I picked up the Ninja Burger RPG rules and gave them a read through, and, well, I was less than thrilled. I haven't had a chance to play them, so maybe they're more fun than they look, or maybe right now I just have too much of a bug up my ass about hippy-dippy new fangled games, but reading through them they seemed to be rules for serious simulation of fighting and infiltration and such for a supremely silly game. They don't seem to fit!
On the other hand, Inspectres has a franchise and mission based structure, good but flexible rules that support humor, and very little 'overhead' or prep for running it. So I was struck by the idea of running Ninja Burger with the Inspectres rules. I'm going to make sure it's okay to post such a conversion from the publishers before I pursue it too far, though. But it's something I'd love to play sometime.

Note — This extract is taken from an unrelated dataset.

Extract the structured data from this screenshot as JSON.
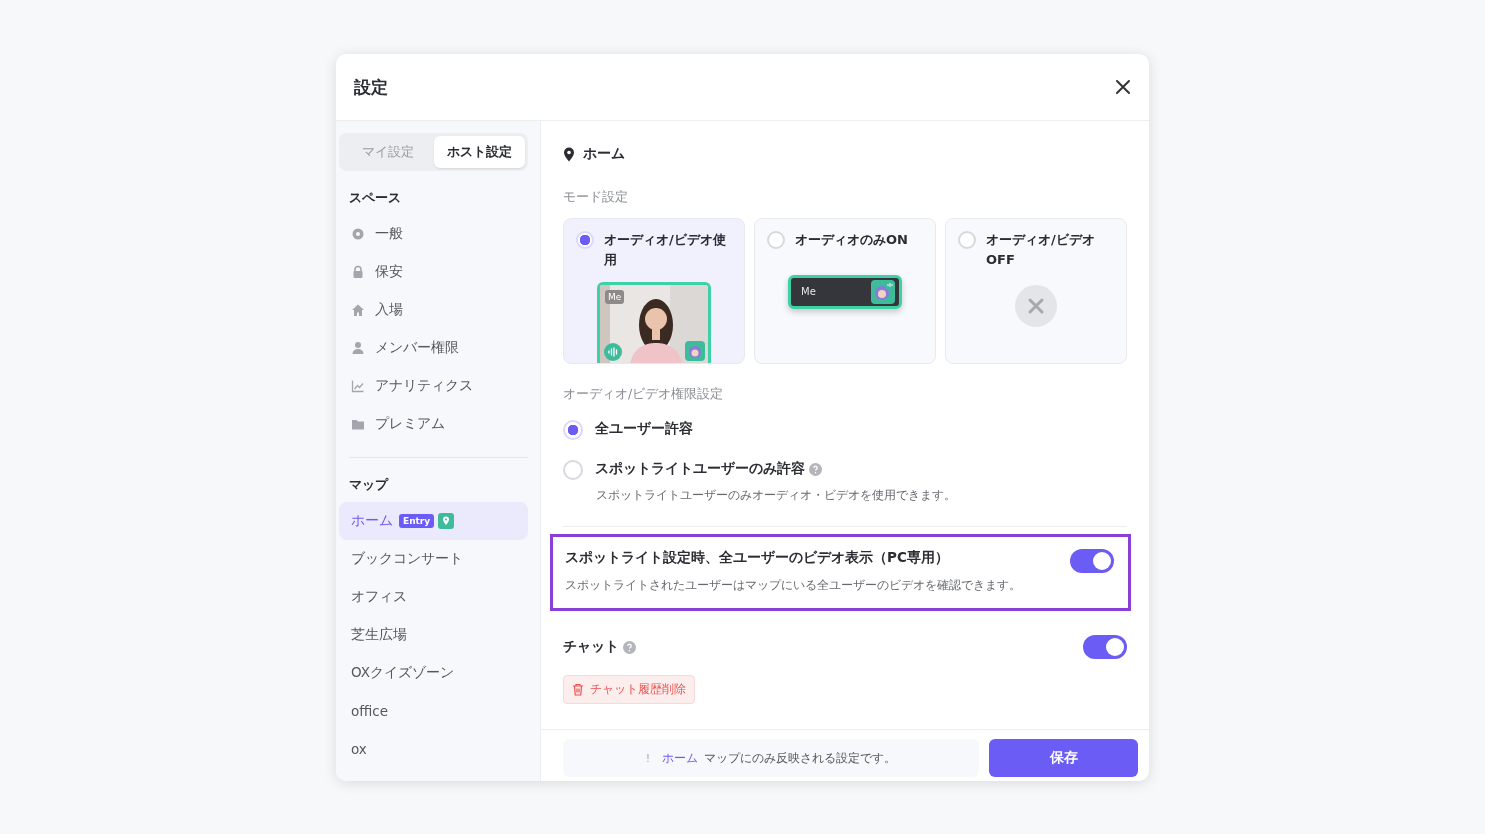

The other idea I have is to run a dark horror/madness type game (like Call of Cthulhu or Dark Heresy) using the Otherkind Dice rules I posted below. Dark Heresy has loads of evocative source material, and I think does an excellent job of expanding the 40k universe into its dark corners and really playing up the madness and horror of confronting Chaos and demons and aliens and what not. But the rules do a few things I don't like.
For one, percentile systems rub me the wrong way for some reason. Sure, they're imminently logical, and easy to tune, but they just seem so dry and boring. Secondly, your goal is to roll under your score (which makes sense), and rolling low to do well just strikes me as counter-intuitive. That's mostly silly, but still real.
More seriously, the game is, well, super crunchy. It has very detailed stats and combat systems and you keep track of your rounds of ammunition and take a half action to reload and yadda yadda yadda. If I want tactical combat in the 40k universe with characters I care about, I'll play Necromunda! (or the alternate rules I'm working on that allow more 'roleplaying' like elements). I feel like all of that stuff will tend to detract from the focus on investigation and horror and madness.
So right now I'm debating between two ways to make the Otherkind system work with such a setting. I have some reservations, fearing that perhaps the inherent control of the narrative that this system gives players will take away from some of the horror, but I do like how *very* story focused it is.
At any rate, the two ways. One would be to allow "dangers" that you risk with a roll to be discrete things like a phobia or "going insane" or whatever. Unfortunately, this would take away the "death spiral" that you get with lowering insanity making your more likely to lose sanity, and it might take away the gradual erosion of sanity.
The other way would be to just import the sanity/corruption tracks from those games and their effects, and make it a 'danger' associated with rolls to lose X number of points. The main downside here is that you lose the feedback from the sanity/corruption points into the main rules, since the resolution mechanic would still function separately from these things. One of the cool things in Call of Cthulhu is that the more "Cthulhu Mythos" you know, the less sane you are, but the more effective at battling monsters. So there's an incentive to do stuff that drives your character mad. One feature/issue of Otherkind dice is that "character effectiveness" can't really be reflected manually, at least not with any degree of precision (basically you either get to roll an extra die or you don't).
At any rate, my goal with any sort of mash up like this is to find a set of rules that not only don't get in the way of the world you're playing in, but actually expose new things about it and make it more fun to play. I'm pretty confident InSpectres will do that for Ninja Burger, less so for Otherkind dice playing CoC or Dark Heresy.